Once the Australian working class was oppressed by big business. Today it suffers under the yoke of actors and actresses.

Is it just me, or have others noticed that the Liberal Party under Tony Abbott has become the party of class war, class envy and class hate?

In an astounding rhetorical trick Cate Blanchett is attacked as a symbol of wealth and power for speaking out on climate change. Yet dollar for dollar, she barely rates against genuinely wealthy Australians such as mining heiress Gina Rinehart who is a generous supporter of the climate denial movement.

When Tony Abbott stands at the dispatch box and channels V.I. Lenin speaking passionately about Australia's 'working people' and his plan to save them, the world has gone topsy turvey.

Yet this is not new. Conservatives first discovered the working class in about January or February 1980 when Ronald Reagan's campaign for the US presidency began in earnest. Reagan's strategists found they could harvest the votes of ordinary Americans by attacking 'the elites' and appealing to 'traditional values'. Low paid and unemployed Republican voters became known as 'Reagan Democrats'.

The US neo-conservatives developed a whole theory which blamed everything wrong in the US on 'the new class', a vague, contemptuous description of rival intellectuals who supported the welfare state and civil rights. In Britain, the Thatcher's Tories attacked 'the chattering classes'.

When John Howard was Opposition leader (as Tony Abbott is now) he attacked 'powerful vested interests' which crushed the battlers in Australia. 'The families battling to give their children a break, hardworking employees battling to get ahead, small business battling to survive, older Australians battling to preserve their dignity,' he said.

Who were the vested interests who oppressed Howard's battlers'? It was not greedy banks or ruthless employers. It was 'chardonnay sipping, inner-city elites', shadowy, all-purpose targets of hate.

The anti-elitist rhetoric which has swamped political discourse in Australia has been studied by a number of scholars. Two academics, Sean Scalmer and Murray Goot of Macquarie University examined several Australian newspapers, focussing especially on columnists such as the Daily Telegraph's Piers Akerman and the Herald Sun's Andrew Bolt.

Anti-elite culture warriors, they found, resorted to Australians' well-known sympathy for the underdog. This was the basis for a rhetorical trick which portrayed a distorted image of the liberal-Left as an extraordinarily powerful and all conquering force. Its critics, often rich and rightwing, were embattled and intimidated.

Apart from allowing powerful voices to play the victim, this populist discourse has a sinister side, they said. It debated issues with extreme and violent language. Those with different opinions were enemies, not adversaries in debate. Scalmer and Goot argued that 'The differences between adversaries are tactical; those that separate enemies are moral. Enemies ... are evil. Unlike adversaries, they cannot be tolerated, only destroyed.'

Today this political rhetoric is fostered by the US Tea Party and climate deniers world wide.

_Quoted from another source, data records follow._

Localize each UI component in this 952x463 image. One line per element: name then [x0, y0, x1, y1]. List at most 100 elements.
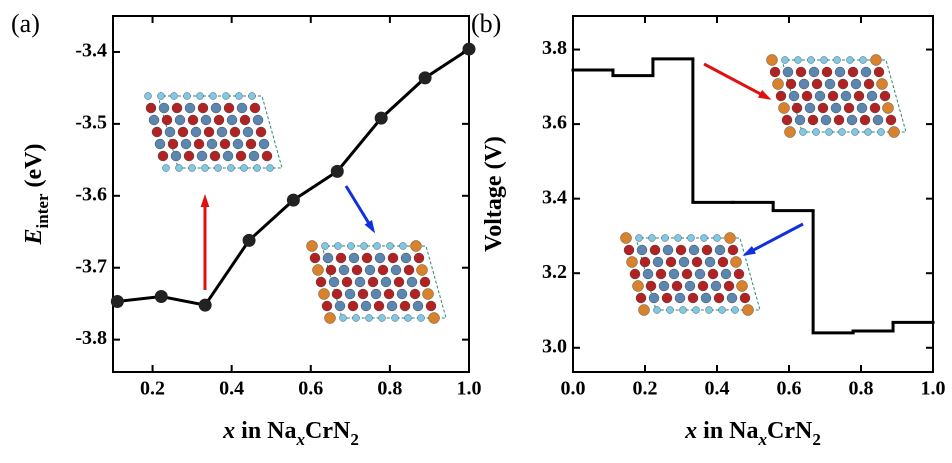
atom	[799, 128, 807, 136]
x-tick-label: 0.6	[298, 378, 323, 400]
atom	[635, 292, 647, 304]
atom	[830, 102, 842, 114]
atom	[167, 138, 179, 150]
atom	[321, 300, 333, 312]
atom	[674, 292, 686, 304]
atom	[694, 268, 706, 280]
atom	[331, 288, 343, 300]
label-part: CrN	[305, 418, 351, 444]
y-tick-label: 3.6	[542, 112, 567, 134]
structure-illustration	[766, 54, 907, 138]
atom	[681, 268, 693, 280]
atom	[306, 240, 318, 252]
atom	[700, 234, 708, 242]
atom	[807, 114, 819, 126]
data-point	[330, 164, 344, 178]
atom	[249, 102, 261, 114]
atom	[648, 292, 660, 304]
atom	[170, 150, 182, 162]
atom	[885, 114, 897, 126]
atom	[232, 138, 244, 150]
y-tick-label: -3.5	[75, 111, 107, 133]
atom	[801, 90, 813, 102]
label-part: CrN	[767, 418, 813, 444]
y-tick-label: -3.7	[75, 255, 107, 277]
data-point	[418, 71, 432, 85]
atom	[367, 276, 379, 288]
atom	[390, 264, 402, 276]
atom	[638, 304, 650, 316]
atom	[253, 164, 261, 172]
atom	[373, 242, 381, 250]
atom	[888, 126, 900, 138]
atom	[785, 78, 797, 90]
atom	[183, 150, 195, 162]
atom	[666, 306, 674, 314]
atom	[315, 276, 327, 288]
atom	[377, 264, 389, 276]
atom	[148, 114, 160, 126]
atom	[240, 164, 248, 172]
atom	[668, 268, 680, 280]
label-part: in Na	[235, 418, 296, 444]
atom	[794, 114, 806, 126]
atom	[720, 268, 732, 280]
atom	[174, 114, 186, 126]
y-tick-label: -3.8	[75, 327, 107, 349]
atom	[879, 90, 891, 102]
atom	[794, 56, 802, 64]
atom	[200, 114, 212, 126]
atom	[812, 128, 820, 136]
atom	[210, 102, 222, 114]
atom	[158, 102, 170, 114]
atom	[833, 56, 841, 64]
atom	[649, 244, 661, 256]
atom	[334, 300, 346, 312]
atom	[863, 78, 875, 90]
atom	[347, 300, 359, 312]
atom	[387, 252, 399, 264]
atom	[851, 128, 859, 136]
atom	[876, 78, 888, 90]
atom	[688, 244, 700, 256]
atom	[177, 126, 189, 138]
atom	[679, 306, 687, 314]
atom	[380, 276, 392, 288]
structure-illustration	[306, 240, 447, 324]
atom	[357, 288, 369, 300]
atom	[726, 292, 738, 304]
atom	[714, 244, 726, 256]
atom	[636, 244, 648, 256]
atom	[817, 102, 829, 114]
atom	[197, 102, 209, 114]
atom	[410, 240, 422, 252]
atom	[742, 304, 754, 316]
atom	[713, 292, 725, 304]
atom	[373, 300, 385, 312]
atom	[620, 232, 632, 244]
atom	[404, 314, 412, 322]
atom	[791, 102, 803, 114]
atom	[188, 164, 196, 172]
atom	[180, 138, 192, 150]
atom	[653, 306, 661, 314]
atom	[144, 92, 152, 100]
atom	[428, 312, 440, 324]
atom	[739, 292, 751, 304]
atom	[658, 280, 670, 292]
data-point	[242, 233, 256, 247]
label-part: (eV)	[21, 144, 47, 194]
arrow	[745, 222, 804, 256]
arrow	[703, 62, 769, 100]
atom	[386, 300, 398, 312]
label-part: x	[684, 418, 697, 444]
atom	[209, 92, 217, 100]
atom	[840, 90, 852, 102]
atom	[691, 256, 703, 268]
atom	[209, 150, 221, 162]
atom	[853, 90, 865, 102]
atom	[157, 150, 169, 162]
atom	[393, 276, 405, 288]
atom	[351, 264, 363, 276]
atom	[707, 268, 719, 280]
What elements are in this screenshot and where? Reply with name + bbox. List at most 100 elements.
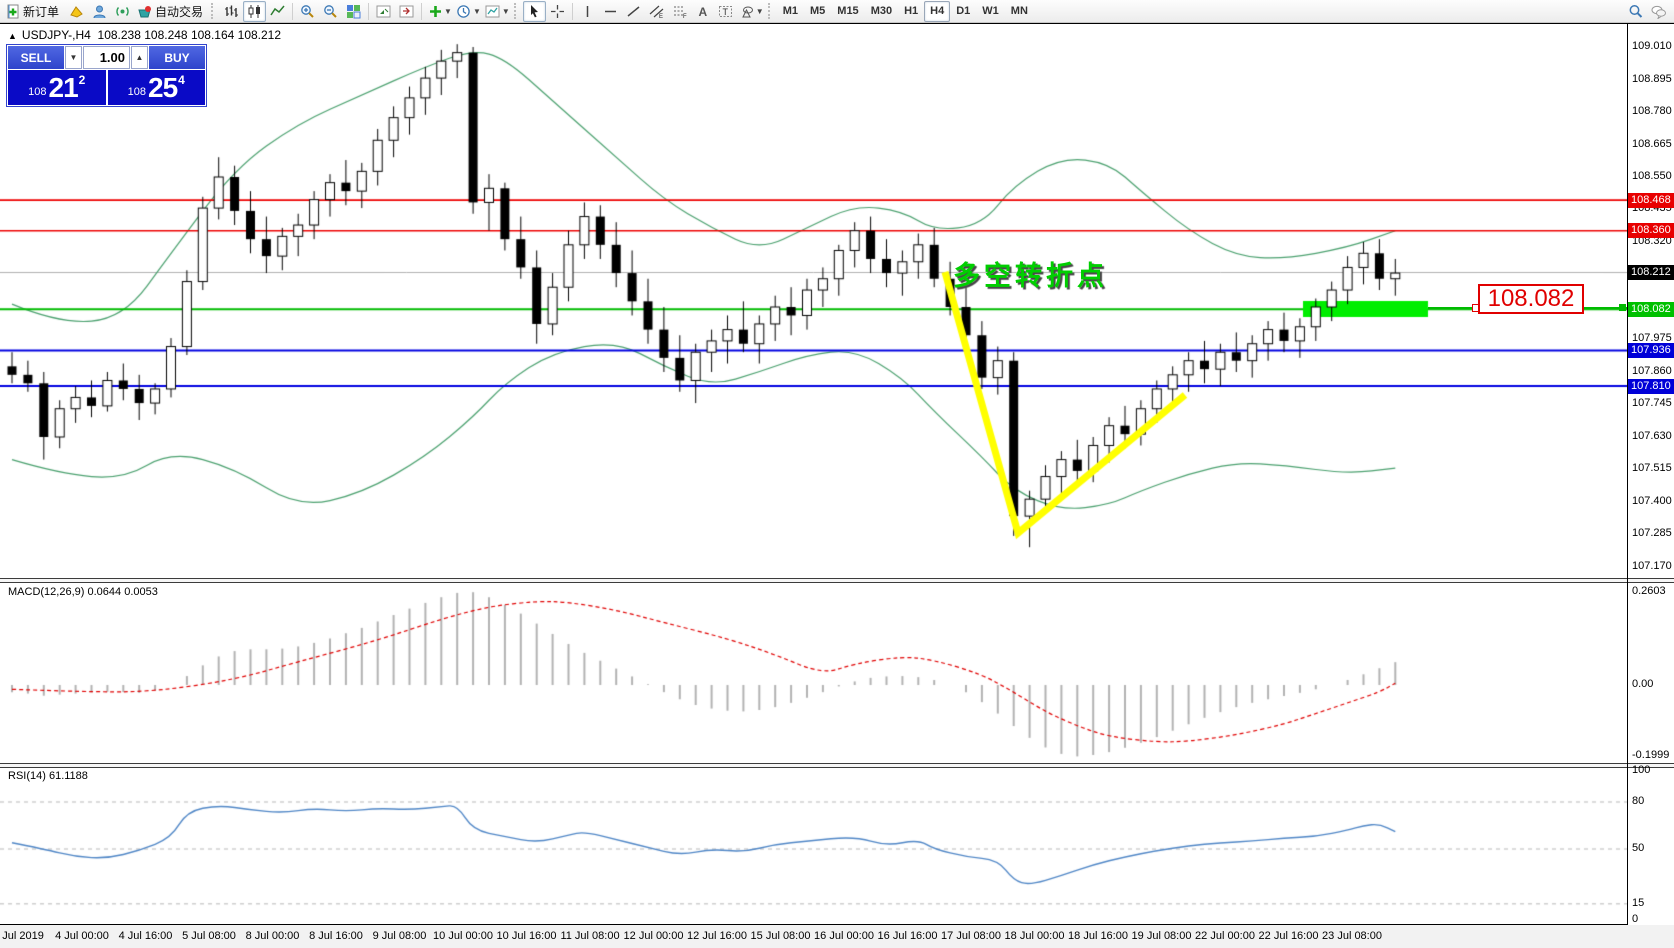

To those with a long memory the seizure of anti-elite rhetoric by the Right has a funny, familiar ring. Simply put, it is a distorted echo of old-style Labor rhetoric which strongly identified with the underdog and challenged big business. The Right's rhetoric is the result of a clever ideological smash and grab raid on the rhetoric of the Left.

In her book , Australian Liberals and the Moral Middle Class, political analyst Judith Brett from La Trobe University argued that the genius of conservatives like John Howard was that they simultaneously advanced their policies in a way that challenged Labor's core historic identity.

This identity historically grew from the poor and the working class which railed against the power of money and privilege. The antidote was the collective power of ordinary Australians, expressed in trade unions or in progressive governments.

In recent years Labor took this support for granted and desperately sought respectability. The price of respectability was that it dropped its so-called class war rhetoric. Tony Abbott was happy to scoop up the bullets and fire them back at their original owner, now disarmed.

Today the fire-power of money and privilege still exists. It was exercised brutally by mining industry's campaign against the mining tax. Yet Labor was paralysed rhetorically. It dared not use 'class war' rhetoric, even against an industry that employs very few people and whose profits largely disappear overseas.

If Labor wants to stop being used as a punching bag it could do worse than take off the gloves and start talking about the real consequences for ordinary people when climate change begins to hit. The rich will protect themselves against its effects and Labor's battlers will suffer the most.

Ordinary Australians oppressed by actors? That's Theatre of the Absurd.